Take A Look At The Roger Dubuis Excalibur Quatuor Cobalt MicroMelt Watch

Roger Dubuis has been on a spree of material innovation lately. A few weeks ago, I looked at the Excalibur Carbon Spider Watch which had the first movement to feature significant use of carbon – specifically, the movement plate, bridges, and tourbillon upper cage were done in carbon. We also got to go hands-on with this watch, the Roger Dubuis Excalibur Quatuor Cobalt MicroMelt which is the first watch in the world to feature a case constructed entirely out of something called cobalt chrome – a high-strength alloy that serves as a suitable backdrop for the watch’s impressive quad layout balance.
Take A Look At The Roger Dubuis Excalibur Quatuor Cobalt MicroMelt Watch
Roger Dubuis released the first Excalibur Quatuor model back in 2013, and they were already experimenting with materials on the watch, offering a silicon model in a limited edition of 3 watches each priced at a staggering $1,000,000. The Roger Dubuis Excalibur Quatuor Cobalt MicroMelt doesn’t get near that price. Though, it is also a limited edition, coming in only 8 pieces. What was visually impressive then remains as such – check out the video above of the four balances in action.

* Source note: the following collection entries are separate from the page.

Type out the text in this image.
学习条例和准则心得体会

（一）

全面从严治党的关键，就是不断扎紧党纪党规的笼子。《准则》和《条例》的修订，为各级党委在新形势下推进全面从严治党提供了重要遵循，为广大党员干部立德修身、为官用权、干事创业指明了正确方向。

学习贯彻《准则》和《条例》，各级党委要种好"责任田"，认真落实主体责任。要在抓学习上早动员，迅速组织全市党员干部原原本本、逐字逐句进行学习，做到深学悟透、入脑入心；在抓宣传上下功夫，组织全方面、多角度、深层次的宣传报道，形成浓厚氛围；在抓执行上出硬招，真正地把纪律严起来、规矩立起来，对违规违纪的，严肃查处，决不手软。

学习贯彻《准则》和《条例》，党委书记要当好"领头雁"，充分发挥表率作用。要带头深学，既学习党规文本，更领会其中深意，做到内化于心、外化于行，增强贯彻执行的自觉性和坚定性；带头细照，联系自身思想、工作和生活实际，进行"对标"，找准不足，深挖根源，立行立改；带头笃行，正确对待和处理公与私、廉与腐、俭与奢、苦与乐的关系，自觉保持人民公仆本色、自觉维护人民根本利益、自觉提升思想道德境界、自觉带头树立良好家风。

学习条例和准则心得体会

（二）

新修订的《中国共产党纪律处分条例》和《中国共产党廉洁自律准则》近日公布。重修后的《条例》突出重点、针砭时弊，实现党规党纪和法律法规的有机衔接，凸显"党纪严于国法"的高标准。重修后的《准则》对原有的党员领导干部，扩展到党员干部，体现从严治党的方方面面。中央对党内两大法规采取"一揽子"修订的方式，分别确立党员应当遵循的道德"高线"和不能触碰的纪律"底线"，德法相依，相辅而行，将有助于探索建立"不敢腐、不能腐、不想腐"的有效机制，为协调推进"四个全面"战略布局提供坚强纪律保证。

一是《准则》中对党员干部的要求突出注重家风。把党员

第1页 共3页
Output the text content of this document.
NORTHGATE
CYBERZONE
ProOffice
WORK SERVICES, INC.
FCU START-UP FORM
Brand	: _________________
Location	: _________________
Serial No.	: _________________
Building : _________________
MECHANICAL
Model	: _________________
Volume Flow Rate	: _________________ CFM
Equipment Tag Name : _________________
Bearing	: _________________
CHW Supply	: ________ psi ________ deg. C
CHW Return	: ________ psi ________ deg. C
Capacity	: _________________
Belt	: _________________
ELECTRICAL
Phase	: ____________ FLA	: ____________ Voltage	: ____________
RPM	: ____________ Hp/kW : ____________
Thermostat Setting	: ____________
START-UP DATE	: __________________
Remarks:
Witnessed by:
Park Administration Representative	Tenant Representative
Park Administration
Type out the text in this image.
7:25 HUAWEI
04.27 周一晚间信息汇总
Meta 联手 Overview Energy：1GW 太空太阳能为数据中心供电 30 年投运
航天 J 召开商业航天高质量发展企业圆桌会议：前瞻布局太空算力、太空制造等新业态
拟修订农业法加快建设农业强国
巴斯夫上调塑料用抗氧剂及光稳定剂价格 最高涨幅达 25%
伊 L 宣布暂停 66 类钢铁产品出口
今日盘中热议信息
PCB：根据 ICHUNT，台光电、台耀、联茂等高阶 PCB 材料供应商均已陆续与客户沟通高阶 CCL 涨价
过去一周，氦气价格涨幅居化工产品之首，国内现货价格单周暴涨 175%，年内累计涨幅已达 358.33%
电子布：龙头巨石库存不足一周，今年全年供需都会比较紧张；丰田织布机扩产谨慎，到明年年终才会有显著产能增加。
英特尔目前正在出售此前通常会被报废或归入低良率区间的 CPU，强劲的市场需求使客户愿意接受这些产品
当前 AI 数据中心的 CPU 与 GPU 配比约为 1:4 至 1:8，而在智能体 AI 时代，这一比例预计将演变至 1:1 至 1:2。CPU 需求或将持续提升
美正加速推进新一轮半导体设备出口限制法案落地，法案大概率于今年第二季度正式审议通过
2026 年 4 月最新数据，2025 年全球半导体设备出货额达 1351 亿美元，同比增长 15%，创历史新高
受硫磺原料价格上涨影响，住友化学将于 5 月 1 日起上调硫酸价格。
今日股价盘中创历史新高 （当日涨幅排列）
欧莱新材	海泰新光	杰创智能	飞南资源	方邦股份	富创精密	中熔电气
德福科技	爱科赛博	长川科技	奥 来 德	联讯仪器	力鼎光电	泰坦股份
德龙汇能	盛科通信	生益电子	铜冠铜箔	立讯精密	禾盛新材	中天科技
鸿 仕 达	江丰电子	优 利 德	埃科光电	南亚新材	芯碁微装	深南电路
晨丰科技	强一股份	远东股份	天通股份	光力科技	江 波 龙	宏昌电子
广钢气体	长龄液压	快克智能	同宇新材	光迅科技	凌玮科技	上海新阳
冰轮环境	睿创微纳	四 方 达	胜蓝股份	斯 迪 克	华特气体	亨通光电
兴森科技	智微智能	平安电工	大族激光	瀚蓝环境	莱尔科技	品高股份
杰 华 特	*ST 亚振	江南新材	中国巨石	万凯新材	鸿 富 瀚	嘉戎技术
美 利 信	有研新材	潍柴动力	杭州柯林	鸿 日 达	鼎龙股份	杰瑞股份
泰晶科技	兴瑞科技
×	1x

As our Kenny Yeo put it when we covered this watch’s release, “Cobalt chrome is an alloy with a very high specific strength and biocompatibility, and it is used widely in the medical and aeronautical industries to make turbines, artificial knee and hip joints, and even dental crowns.” And as for MicroMelt, it’s the process that involves atomizing a molten alloy in a high-pressure gas stream.

The result is essentially a powder which is then subjected to blending, isostatic pressing, hot working, and processing. In this case, the process results in cobalt chrome. Additionally, many of the corrosion-resistant features of the watch are also due in part to the passive protection film that exists as a trait typical in most anti-corrosive metals. The vibrant sheen of the cobalt chrome coupled with the blue PVD on the plates and bridges is nothing short of a visual treat.